Malpractice claim advances

Lawyer allegedly failed to cite in opinion letter newly proposed zoning law changes. Santo Nostrand LLC contacted an attorney at Cozen O’Connor to advise on whether it could build a Walgreens store and parking lot on a specified parcel of land in Bedford-Stuyvesant, Brooklyn. The attorney issued an opinion letter on May 24, 2007, which stated that Santo could construct the store and parking lot in conformity with current zoning laws. The Department of City Planning, however, had given public notice of its proposal to rezone the area on May 7, 2007, 17 days before the date of the opinion letter.

Allegedly relying on the letter, Santo secured several loans to buy the land and develop the site, but later found that the City Council had approved a rezoning in October 2007 that changed the zoning of the property and prevented Santo from developing the parking lot according to Walgreens’ specifications. Santo sued the attorney and Cozen O’Connor for legal malpractice and breach of contract, claiming that the attorney should have informed Santo of the proposed rezoning in the opinion letter.

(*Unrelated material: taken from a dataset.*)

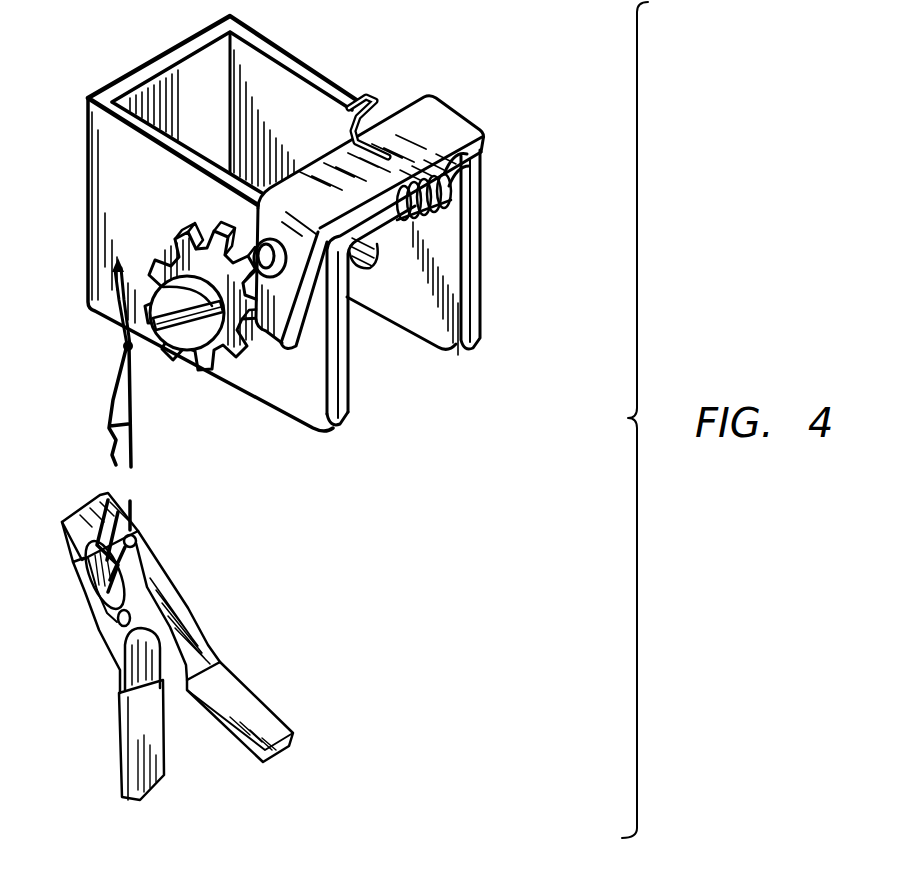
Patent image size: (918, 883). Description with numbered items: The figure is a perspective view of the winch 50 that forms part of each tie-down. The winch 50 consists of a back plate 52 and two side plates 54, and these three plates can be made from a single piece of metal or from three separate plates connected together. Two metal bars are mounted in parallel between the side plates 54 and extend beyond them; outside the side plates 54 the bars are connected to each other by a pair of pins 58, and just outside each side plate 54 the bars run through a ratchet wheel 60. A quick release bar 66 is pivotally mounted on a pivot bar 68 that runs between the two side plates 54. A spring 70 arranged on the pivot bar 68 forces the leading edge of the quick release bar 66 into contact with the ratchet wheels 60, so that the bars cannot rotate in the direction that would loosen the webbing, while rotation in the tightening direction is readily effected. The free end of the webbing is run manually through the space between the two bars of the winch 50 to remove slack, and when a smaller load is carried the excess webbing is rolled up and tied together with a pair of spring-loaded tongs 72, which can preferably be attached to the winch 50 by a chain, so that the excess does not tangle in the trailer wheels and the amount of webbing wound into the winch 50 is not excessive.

Justice Eileen Bransten allowed the legal malpractice claim to go forward, finding that Santo had alleged enough facts to establish a cause of action. The court also found that disclaimers in the retainer agreement and opinion letter did not excuse the attorney from researching pending changes to zoning laws. Justice Bransten added that, even if the retainer agreement or opinion letter attempted to limit liability on this issue, the alleged failure to check for and apprise Santo of pending zoning law changes could have constituted malpractice.

Santo Nostrand LLC v. Cozen O’Connor, Index No. 602415/08 (N.Y.Cty.Sup.Ct. July 14, 2009) (Bransten, J.).